Die Qualität der Leistungen der Helfer ist regional unterschiedlich. In 20% der geprüften Verfahren des freiwilligen Landtauschs mussten die Unterlagen vom Amt nachbearbeitet werden. Trotzdem wurde in voller Höhe gefördert.
Die Verwaltung erledigte im Prüfzeitraum insgesamt 33% aller Verfahren selbst. Es fehlt eine zuverlässige Datenbasis für einen Kostenvergleich, ob die Arbeiten von einem Helfer oder von der eigenen Verwaltung günstiger durchgeführt werden.
Der ORH hält eine Kürzung der Förderung bei unzureichenden Leistungen der Helfer und einen Kostenvergleich zwischen eigener Bearbeitung und Fremdvergabe für erforderlich. Unabhängig davon, ob das Verfahren durch die Verwaltung oder durch einen Helfer durchgeführt wird, sollte nach Auffassung des ORH grundsätzlich eine angemessene Eigenbeteiligung des Begünstigten erfolgen.
30.2.2 Kleinstverfahren
26% der untersuchten Fälle betrafen nur kleine Verfahren mit zwei Tauschpartnern und zwei Tauschbesitzstücken. Kleinstverfahren sollten nur im Ausnahmefall durchgeführt werden. Außerdem hält der ORH die Helferkosten von derzeit 1.711 € pro Verfahren und den Verwaltungsaufwand für zu hoch.
30.2.3 Haltung des Staatsministeriums
Werde ein freiwilliger Land- bzw. Nutzungstausch vollständig von der Verwaltung durchgeführt, bestehe rechtlich keine Möglichkeit, von den Tauschpartnern eine Kostenbeteiligung für die Personalaufwendungen der Verwaltung zu erheben. Würden Teile der Arbeit an einen Helfer vergeben, sei aus Gründen der Gleichbehandlung der Tauschpartner die vollständige Übernahme der Helfervergütungen durch den Staat geboten.
Bezüglich der Qualität der vom Helfer abgelieferten Unterlagen werde die Verwaltung künftig verstärkt darauf achten, dass Nacharbeiten bei Mängeln entweder vom Helfer erbracht werden oder eine entsprechende Kürzung des Honorars vorgenommen werde.
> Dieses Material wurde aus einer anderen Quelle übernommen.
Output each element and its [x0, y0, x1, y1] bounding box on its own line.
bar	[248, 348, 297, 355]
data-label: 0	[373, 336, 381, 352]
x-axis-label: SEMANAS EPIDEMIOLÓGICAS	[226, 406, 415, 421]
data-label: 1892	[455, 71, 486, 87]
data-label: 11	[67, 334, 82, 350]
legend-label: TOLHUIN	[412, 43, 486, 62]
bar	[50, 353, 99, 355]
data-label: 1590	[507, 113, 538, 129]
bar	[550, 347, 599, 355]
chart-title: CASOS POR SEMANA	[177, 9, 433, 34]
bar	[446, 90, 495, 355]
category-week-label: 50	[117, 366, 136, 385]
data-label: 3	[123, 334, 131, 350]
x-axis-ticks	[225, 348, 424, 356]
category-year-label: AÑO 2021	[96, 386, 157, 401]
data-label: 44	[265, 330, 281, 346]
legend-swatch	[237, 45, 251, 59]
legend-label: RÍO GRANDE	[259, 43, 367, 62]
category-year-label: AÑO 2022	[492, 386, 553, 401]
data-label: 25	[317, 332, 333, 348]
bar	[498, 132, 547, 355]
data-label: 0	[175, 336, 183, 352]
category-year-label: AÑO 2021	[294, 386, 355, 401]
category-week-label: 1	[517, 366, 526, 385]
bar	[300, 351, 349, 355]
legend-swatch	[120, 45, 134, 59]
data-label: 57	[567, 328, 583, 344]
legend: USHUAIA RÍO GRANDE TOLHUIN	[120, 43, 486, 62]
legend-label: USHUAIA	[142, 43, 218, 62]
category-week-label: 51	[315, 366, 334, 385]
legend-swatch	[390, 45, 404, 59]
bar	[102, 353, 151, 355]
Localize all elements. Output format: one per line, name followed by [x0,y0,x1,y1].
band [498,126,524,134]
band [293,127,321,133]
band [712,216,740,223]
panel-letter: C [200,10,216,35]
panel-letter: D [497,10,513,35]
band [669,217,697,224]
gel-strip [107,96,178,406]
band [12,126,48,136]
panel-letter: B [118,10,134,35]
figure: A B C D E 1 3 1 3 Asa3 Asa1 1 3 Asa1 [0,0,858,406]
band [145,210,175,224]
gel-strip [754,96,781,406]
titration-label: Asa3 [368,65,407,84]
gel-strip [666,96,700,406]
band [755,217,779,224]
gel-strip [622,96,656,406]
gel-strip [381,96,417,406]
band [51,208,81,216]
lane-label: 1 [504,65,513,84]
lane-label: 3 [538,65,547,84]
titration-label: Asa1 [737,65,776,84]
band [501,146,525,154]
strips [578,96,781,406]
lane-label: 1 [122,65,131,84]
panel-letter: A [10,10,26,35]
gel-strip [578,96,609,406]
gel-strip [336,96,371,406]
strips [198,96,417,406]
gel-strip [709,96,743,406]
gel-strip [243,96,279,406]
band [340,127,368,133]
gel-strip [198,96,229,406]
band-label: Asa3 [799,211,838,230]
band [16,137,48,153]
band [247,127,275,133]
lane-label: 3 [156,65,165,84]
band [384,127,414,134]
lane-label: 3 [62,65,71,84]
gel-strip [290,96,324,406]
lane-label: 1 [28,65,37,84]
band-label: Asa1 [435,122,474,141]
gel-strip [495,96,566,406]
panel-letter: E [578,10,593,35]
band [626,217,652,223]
Da der Personalabbau der Verwaltung in den kommenden Jahren fortschreiten werde, bis die vorgegebene Zielgröße von 1.000 Stellen erreicht sei, bestehe für eine Erhöhung der Anzahl der Tauschverfahren, die ohne Helfer durchgeführt werden, kein personeller Spielraum. Im Zuge der geplanten Neufestlegung der Helfervergütungen werde auch überprüft, ob die Vergütung angemessen sei.
30.3 Verlagerung des Amtes für Ländliche Entwicklung Oberpfalz
Das Amt für Ländliche Entwicklung (ALE) Oberpfalz soll von Regensburg nach Tirschenreuth verlagert werden. Bereits 2004 hat die Staatsregierung die Verlagerung des Amts erwogen. Ein Landtagsantrag, die Behörde nicht zu verlagern, wurde am 06.04.2005 von der Landtagsmehrheit abgelehnt. In einer Ministerratsvorlage des Staatsministeriums vom November 2006 wurden die Kosten der Verlagerung mit etwa 18 Mio. € veranschlagt. Darin enthalten sind Neubaukosten von 7,6 Mio. €, Auslagenersatz nach dem Umzugskostengesetz von 9,6 Mio. € und Umzugskosten der Verwaltung von 0,8 Mio. €.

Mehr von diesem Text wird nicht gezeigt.